Nadie lleva ya sus zapatos al zapatero para que les arregle los tacones y ya no hay automóviles que mueran de viejos, como esos «Ford» de los años veinte que hasta hace unos lustros renqueaban por esas carreteras. ¡Cuánto cementerio de coches! Y así pasa con todo. Se considera un atraso el afán porque algo nos dure. Lo moderno es usar y tirar. Se descabezan los artilugios que nos ofrece el mercado, se les toma la pulpa y se les arroja. Como si fueran langostinos. Y si esto sucediera nada más en el plano de las cosas que se venden y compran... Pero va pasando también en el plano moral, y en el filosófico e incluso, para algunos, en el religioso. Los divorcistas se empeñan en que una esposa no tiene por qué durar más que un mechero. Y hay críticos literarios a los que el mismo Camus y el existencialismo entero (incluido Jean Paul Sartre), resulta fruta pasada.

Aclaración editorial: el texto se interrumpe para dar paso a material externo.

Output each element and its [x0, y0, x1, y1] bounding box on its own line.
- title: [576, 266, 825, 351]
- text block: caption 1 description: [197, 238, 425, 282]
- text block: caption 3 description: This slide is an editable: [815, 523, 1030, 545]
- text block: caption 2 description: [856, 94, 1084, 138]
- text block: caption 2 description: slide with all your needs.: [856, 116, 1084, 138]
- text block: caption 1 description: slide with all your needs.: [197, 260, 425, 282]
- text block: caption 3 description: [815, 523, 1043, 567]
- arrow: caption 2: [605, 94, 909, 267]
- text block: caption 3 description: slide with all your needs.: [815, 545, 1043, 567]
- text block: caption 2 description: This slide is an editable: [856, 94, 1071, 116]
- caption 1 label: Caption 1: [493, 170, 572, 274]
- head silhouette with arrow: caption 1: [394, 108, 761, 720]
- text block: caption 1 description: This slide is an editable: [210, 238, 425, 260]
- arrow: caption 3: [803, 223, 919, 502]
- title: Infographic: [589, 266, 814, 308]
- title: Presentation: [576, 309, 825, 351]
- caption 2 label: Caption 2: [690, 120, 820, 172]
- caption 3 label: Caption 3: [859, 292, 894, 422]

Pues, ¿y esos cristianos, fieles de Bultmann, a los que Pablo de Tarso les parece inauténtico y desechando por usados los textos evangélicos se ponen a decantar carismas de los «Kerigmas»?
Toffler, que como ustedes saben es un futurólogo que mezcla el temor con la adivinanza y el diagnóstico con la ironía, se pregunta: ¿Para cuánto tiempo sirve un ingeniero? Porque la técnica avanza con tanta prisa que la casa «Westinghouse» calcula la duración de la utilidad de los conocimientos que adquiere un ingeniero, en diez años. Pasado ese tiempo, lo que se aprendió en la Escuela Técnica o en la Universidad va a quedar superado. Es decir, va a suceder con los ingenieros lo que con los futbolistas y con los toreros. Los cuales tienen que aprovecharse de sus cinco u ocho años de vigencia, sabiendo que lo que les espera después es regentar una cafetería.
¿No es todo esto un poco triste? La consideración de lo efímero se une invariablemente a la consideración de la novedad. Todo es nuevo, pero nada más que una hora. La aceleración de la historia —y la de los inventos que trae consigo— nos impide acostumbrarnos a nada. ¿Se van a terminar las costumbres? ¿Va a haber nada más usos? Sin embargo, usted, cualquiera, yo, «es quien es» para siempre. Todo gira, cambia, alrededor. Y todo parece conspirar a marearnos. Es decir, todo se conjura para hacernos dudar de quien somos. Todo se confabula para tentarnos, para hacernos decir: ¿Y si yo me tirara a mí mismo a la basura, como tiro la cabeza de langostino, el coche de ayer, el vaso irrompible, para comprarme «otro yo» mejor? (Y, sin embargo, esto que frívolamente puede parecer un drama es, en realidad, una gloria. Porque en el fondo saberse hombre es pensar que no hay piezas de recambio para el yo y que cada uno es cada uno, sin posible sustitución, incluso por los siglos de los siglos. La dignidad humana se basa en eso y nada más. Se fundamenta en pensar: Fui inventado para siempre.)